Academy shares building with 24-hour critical care veterinary center, giving students greater access to real-life experiences.

HIGHLAND HEIGHTS, Ohio — Veterinary assistants are just one of the unsung heroes at veterinary hospitals, performing a wide variety of tasks ensuring our visits go smoothly. 

As one administrator said, they can serve as "liaisons, from the front of the building all the way to the back."

"Not only do they have to have good client communication skills and transfer information and grab the charts and know the medical, charting rules, all of those things," Jeanette Fessler, campus director of the Metropolitan Veterinary Academy, said. "But they also need to be trained in some other skills."

The school opened in late 2022 in the same building occupied by the Cleveland East Metropolitan Veterinary Hospital in Highland Heights The veterinary assistant diploma program is 10 months long, and each term is eight weeks long. 

"We take their first term and teach them office management, client communications, medical terminology to prepare them for the next level," Fessler described of how terms progress. "They will assist the registered veterinary technicians along with the doctors. They can get involved in surgery cases, preparing for surgery, preoperative things that need to be done. And we guide them through term-by-term over the 10-month period to train them, to get ready to do all the things that they're going to do there."

The shared building with the veterinary hospital gives students greater access to observe actual procedures they've just learned about in class. 

"These cases are coming in naturally and normally and it's a working hospital," Fessler explained. "Then the students can go out on the floor and see all that happen in real time."

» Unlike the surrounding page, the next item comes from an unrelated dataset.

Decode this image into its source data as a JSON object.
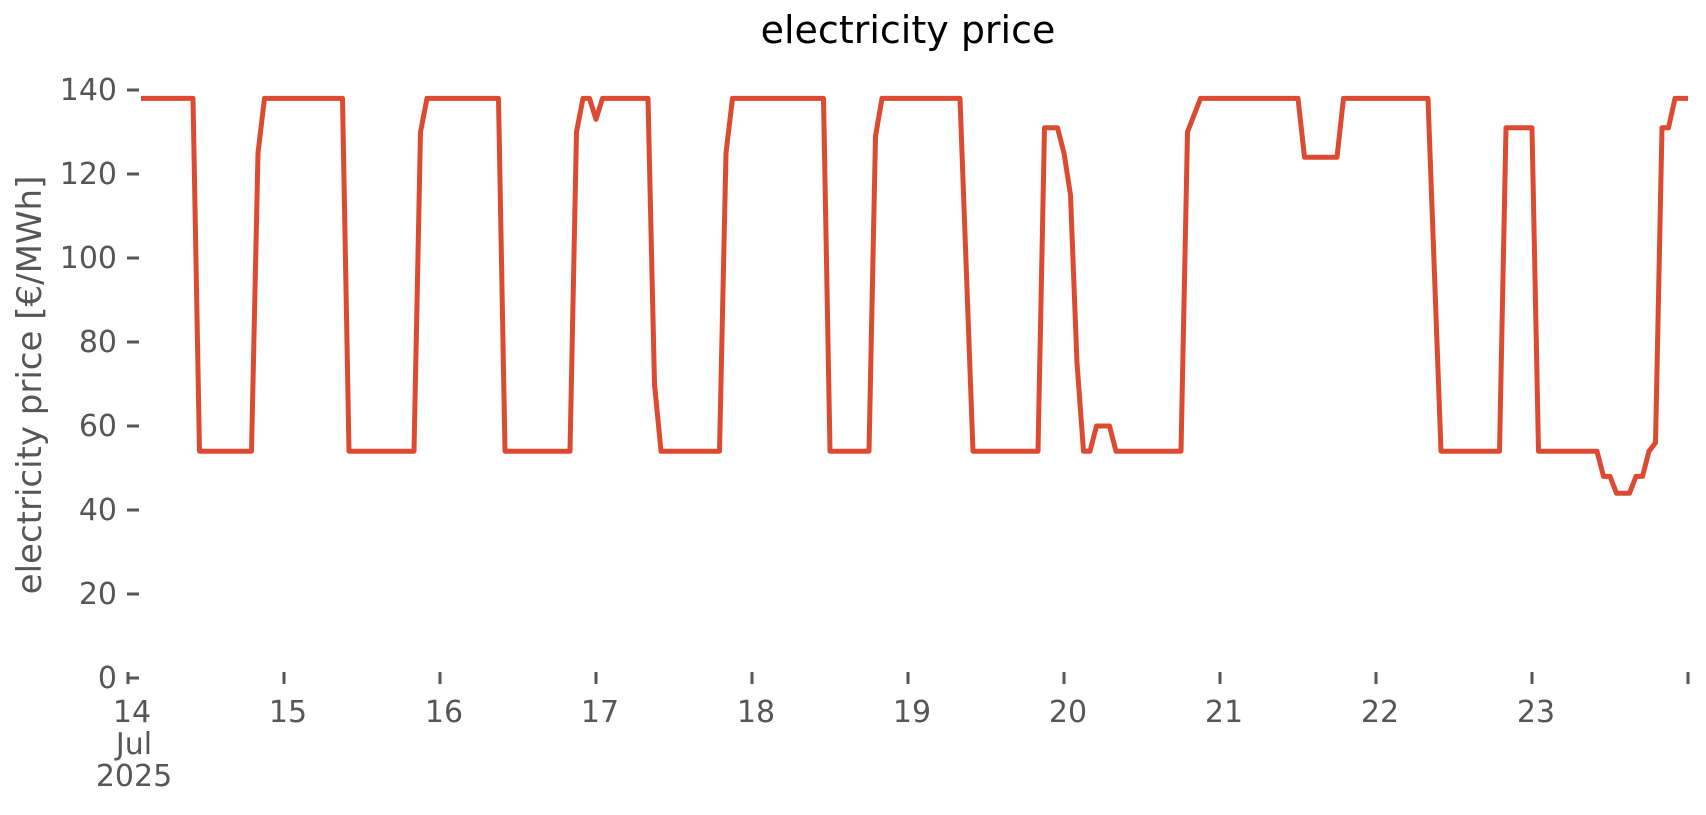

Over the past several years, the veterinary industry has struggled with staffing declines, adding to long hours, demands, and stresses of the jobs. An added aspect of the school will address that. 

"What we would like to tackle in this program specifically is to provide some foundational knowledge, adding a layer of psychology to this, and coping mechanisms, resilience, resistance — what all of the things you would need to get through some of the traumas that you may face in this field," Fessler said referring to critically ill animals and euthanasia. She points out that while this is only a small part of the job, yet the effects can linger.